Dass ich von den Kleinigkeiten des Haushalts manchmal mehr, wie Dir nötig scheint, erfasst werde, liegt an den Dingen. Denkt man weniger daran, wird glatt was vergessen! Der Quark am Donnerstag, die Leber am Dienstag, der Stockfisch am Freitag, die Butter am Samstag, der Schuster an Montag, Buchladen Linz am Nachmittag usw. in endloser Folge. An und für sich liegt mir das alles nicht so sehr, dass ich nun voll Wonne darin aufgehe, andere Sachen sind mir immer noch lieber. Aber man wird einfach gegen seinen Willen von dem Strudel ergriffen.

Und Du musst dich dann nicht sozusagen seelisch verkriechen und meinen, ich sei gleichgültig und möchte nicht, was Du möchtest, sondern Du spielst Prinz und Dornröschen (die Dornenhecke ist in diesem Fall das Geranke und Gewirr der Haushaltsgedanken) und holst mich mit Gewalt da raus, und das klappt bestimmt.
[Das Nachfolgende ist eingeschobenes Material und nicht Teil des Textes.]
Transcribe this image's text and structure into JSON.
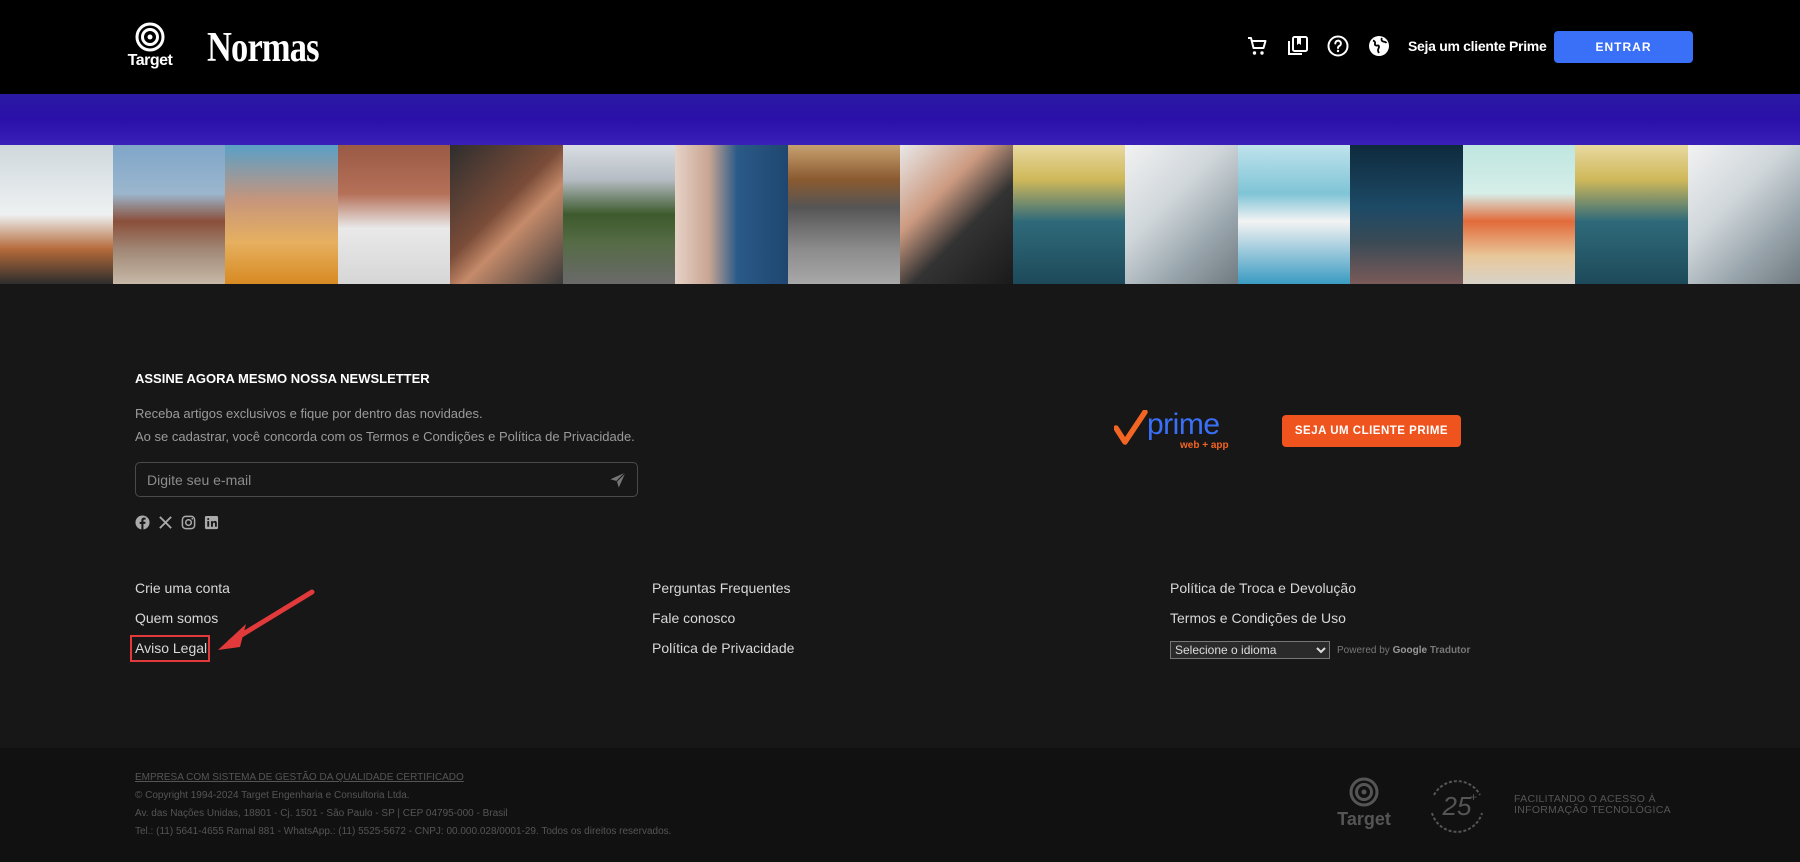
{
  "header": {
    "logo_target": "Target",
    "logo_normas": "Normas",
    "icons": [
      "cart-icon",
      "library-icon",
      "help-icon",
      "globe-icon"
    ],
    "prime_link": "Seja um cliente Prime",
    "login_button": "ENTRAR"
  },
  "newsletter": {
    "title": "ASSINE AGORA MESMO NOSSA NEWSLETTER",
    "line1": "Receba artigos exclusivos e fique por dentro das novidades.",
    "line2": "Ao se cadastrar, você concorda com os Termos e Condições e Política de Privacidade.",
    "email_placeholder": "Digite seu e-mail",
    "socials": [
      "facebook-icon",
      "x-icon",
      "instagram-icon",
      "linkedin-icon"
    ]
  },
  "prime": {
    "logo_word": "prime",
    "logo_sub": "web + app",
    "button": "SEJA UM CLIENTE PRIME"
  },
  "links": {
    "col1": [
      "Crie uma conta",
      "Quem somos",
      "Aviso Legal"
    ],
    "col2": [
      "Perguntas Frequentes",
      "Fale conosco",
      "Política de Privacidade"
    ],
    "col3": [
      "Política de Troca e Devolução",
      "Termos e Condições de Uso"
    ]
  },
  "translate": {
    "select_value": "Selecione o idioma",
    "powered": "Powered by",
    "google": "Google",
    "tradutor": "Tradutor"
  },
  "bottom": {
    "cert": "EMPRESA COM SISTEMA DE GESTÃO DA QUALIDADE CERTIFICADO",
    "copyright": "© Copyright 1994-2024 Target Engenharia e Consultoria Ltda.",
    "address": "Av. das Nações Unidas, 18801 - Cj. 1501 - São Paulo - SP | CEP 04795-000 - Brasil",
    "contact": "Tel.: (11) 5641-4655 Ramal 881 - WhatsApp.: (11) 5525-5672 - CNPJ: 00.000.028/0001-29. Todos os direitos reservados.",
    "logo_target": "Target",
    "badge_25": "25",
    "slogan1": "FACILITANDO O ACESSO À",
    "slogan2": "INFORMAÇÃO TECNOLÓGICA"
  },
  "colors": {
    "accent_blue": "#3a6ff7",
    "prime_orange": "#f0541e",
    "banner_purple": "#2a0fa8",
    "highlight_red": "#e23a3a"
  }
}
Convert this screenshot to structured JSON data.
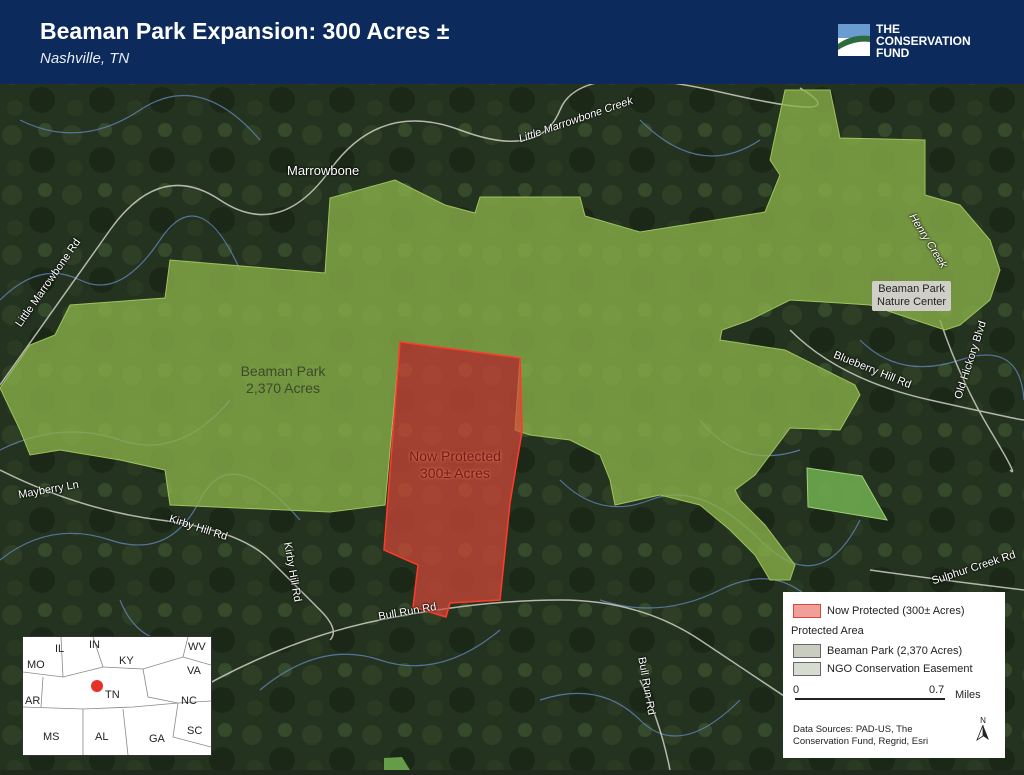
{
  "header": {
    "title": "Beaman Park Expansion: 300 Acres ±",
    "subtitle": "Nashville, TN",
    "logo_lines": [
      "THE",
      "CONSERVATION",
      "FUND"
    ]
  },
  "colors": {
    "header_bg": "#0d2a5c",
    "beaman_park_fill": "#8bb14a",
    "now_protected_fill": "#d9473a",
    "easement_fill": "#6ea84c"
  },
  "map": {
    "place_labels": {
      "marrowbone": "Marrowbone",
      "little_marrowbone_creek": "Little Marrowbone Creek",
      "little_marrowbone_rd": "Little Marrowbone Rd",
      "henry_creek": "Henry Creek",
      "blueberry_hill_rd": "Blueberry Hill Rd",
      "old_hickory_blvd": "Old Hickory Blvd",
      "mayberry_ln": "Mayberry Ln",
      "kirby_hill_rd_1": "Kirby Hill Rd",
      "kirby_hill_rd_2": "Kirby Hill Rd",
      "bull_run_rd_1": "Bull Run Rd",
      "bull_run_rd_2": "Bull Run Rd",
      "sulphur_creek_rd": "Sulphur Creek Rd"
    },
    "beaman_park_label": [
      "Beaman Park",
      "2,370 Acres"
    ],
    "now_protected_label": [
      "Now Protected",
      "300± Acres"
    ],
    "nature_center_label": [
      "Beaman Park",
      "Nature Center"
    ]
  },
  "inset": {
    "states": [
      "IL",
      "IN",
      "KY",
      "WV",
      "MO",
      "VA",
      "AR",
      "TN",
      "NC",
      "MS",
      "AL",
      "GA",
      "SC"
    ]
  },
  "legend": {
    "now_protected": "Now Protected (300± Acres)",
    "group_title": "Protected Area",
    "beaman_park": "Beaman Park (2,370 Acres)",
    "ngo_easement": "NGO Conservation Easement",
    "scale_start": "0",
    "scale_end": "0.7",
    "scale_unit": "Miles",
    "sources": "Data Sources: PAD-US, The Conservation Fund, Regrid, Esri",
    "north": "N"
  }
}
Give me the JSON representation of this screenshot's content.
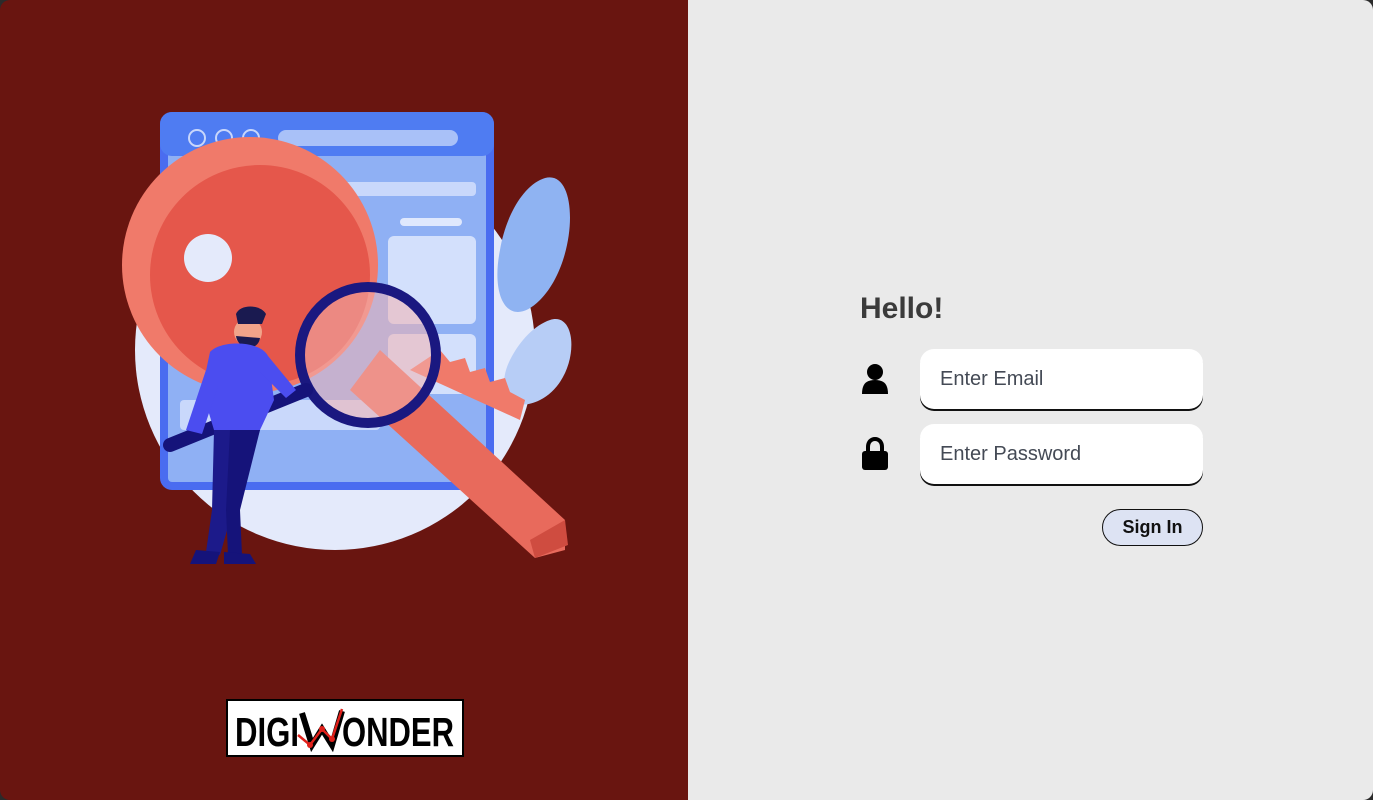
{
  "brand": {
    "logo_text_left": "DIGI",
    "logo_text_right": "ONDER",
    "logo_accent_color": "#e0201a"
  },
  "colors": {
    "left_panel_bg": "#691510",
    "right_panel_bg": "#eaeaea",
    "button_bg": "#dde3f3"
  },
  "login": {
    "greeting": "Hello!",
    "email": {
      "placeholder": "Enter Email",
      "value": "",
      "icon": "user-icon"
    },
    "password": {
      "placeholder": "Enter Password",
      "value": "",
      "icon": "lock-icon"
    },
    "sign_in_label": "Sign In"
  }
}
Nach Deinem Weggang kam dann heute der Aufbruch von Anneliese und Helga, und wie ich beim Kaffeetrinken saß, kommt unsere Heidi völlig verheult ins Zimmer. Ich denke, sie weint, weil der Pappi weg ist, aber nein, dieses Gemütskind tut es, weil Anneliese weggefahren war. Und dann hatte ich den Tag über genug zu tun und auf meinen Nerven ist mal wieder Klavier gespielt worden. Das haben die vier Zurückgebliebenen getan. Zuerst hatte ich sie alle wunderschön beschäftigt im Kinderzimmer und verliess musterhaft brave Kinder, die mit den neuen Bauklötzchen spielten. Es war ein Bild des

Friedens, das hübsche ausgeräumte Zimmer, die Sonne, die in den Raum schien. Leider hatte sich nach einer halben Stunde alles bis auf die Sonne verändert. Das Zimmer glich einem Zigeunerlager, und Klaus war auf die Idee verfallen, die Klötzchen zu waschen. Nun hatten sie alle abgefärbt, und Klaus und alles, was mit ihm zusammenhing, war rot, blau und gelb gefärbt. Heidi und Ursel hauten sich. Als ich dann das Mittagessen anrichtete und fünf Glasteller auf dem Kuchentablett anrichtete, um sie ins Zimmer zu bringen, schrie Ursel, die könne sie tragen, wanderte mit den Tellern los, schrie auf einmal: „Is kann aber auch snell", rannte los, setzte sich auf den Pö und alle füf Glasteller waren hin. Du hättest aber Ursel sehen sollen. Die hat ihre Seele geohrfeigt, das sah man an ihrem Gesicht.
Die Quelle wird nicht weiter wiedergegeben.